自動車盗難天国ともいわれる日本。今回、その元窃盗犯本人にコンタクトすることに成功し、犯行について生々しい証言を得ることができた。なぜ、日本で自動車盗難が相次ぐのか、その背景を探った。

文/加藤久美子、写真/AdobeStock(トビラ写真:jedi-master@AdobeStock)

■窃盗団の元実行犯である50代の男性に接触

今回、実際の自動車窃盗団の実行犯に接触することに成功した(Haru Works@AdobeStock)
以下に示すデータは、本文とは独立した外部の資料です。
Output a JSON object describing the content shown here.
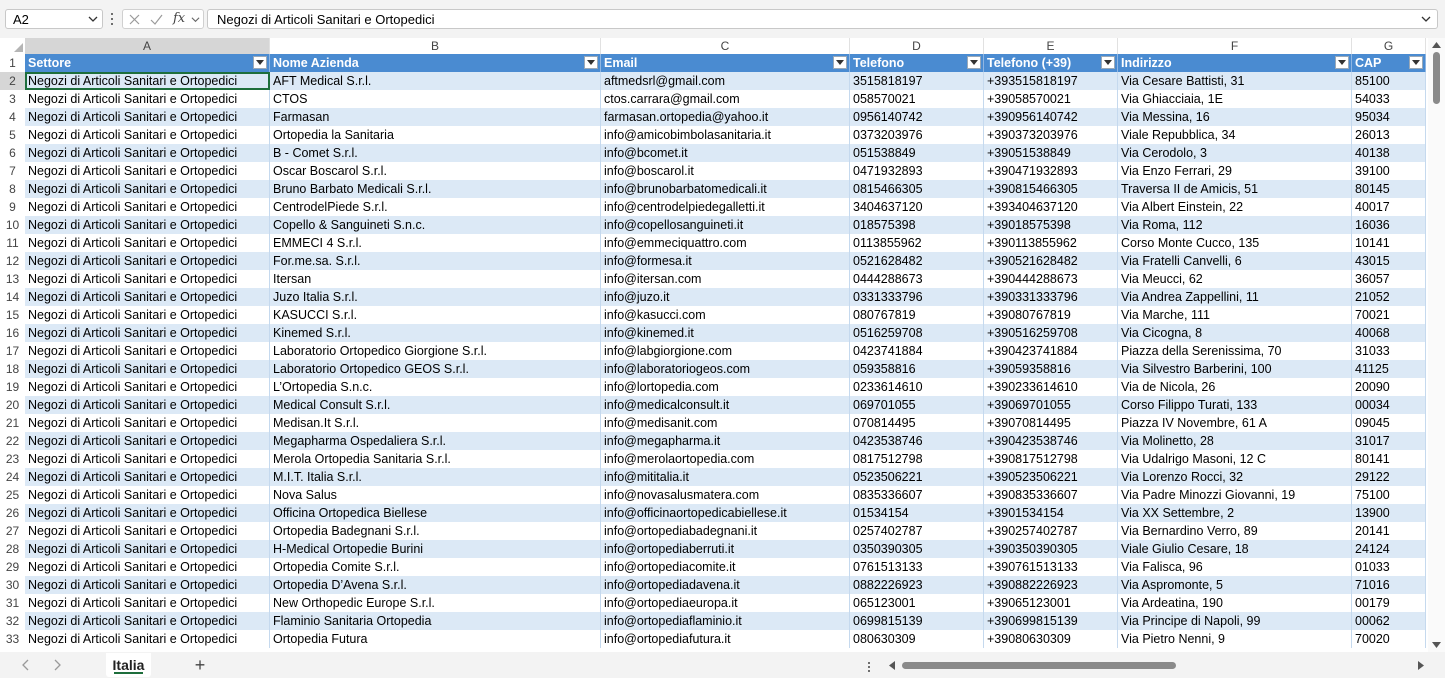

「自動車の窃盗は手っ取り早くお金になる。以前は車体をバラして海外に出していたが、最近ではそのままコンテナに詰めて海外に送ることもある。税関でのX線検査もほとんどしない。どこの国でもそうだろうが出ていくものは基本的にスルーだ。盗難で被害届を出しても警察はほとんどまともな捜査をしないし、発見されることもほとんどない」

「私は日本人だが、グループのトップは外国人。ヤバくなればいったん自国に戻ればいいこと。そしてほとぼりが冷めたらまた日本に戻ってきて窃盗を繰り返す。日本の警察はチョロい」

「絶対につかまらない自信がある。グループのなかでもみんなそう言っている。万が一、捕まったところで外国人はほぼ不起訴だし、日本人でも初犯なら執行猶予がつく。盗難天国ですよ、日本は」

 こう衝撃の告白をしたのは、自動車窃盗団の「実行部隊」だった男性。年齢は50代。定職に就いていたが早期退職し、以前から興味のあった「自動車窃盗」の世界に飛び込んだという。

 子どもたちが巣立って夫婦ふたりで老後をゆっくり、と思っていたところ妻が急死。もう人生どうなってもいい。そんな気持ちだったという。彼が専門としているのは、スカイラインGT-Rやスープラ、シビックタイプRなどのいわゆる旧車スポーツカーである。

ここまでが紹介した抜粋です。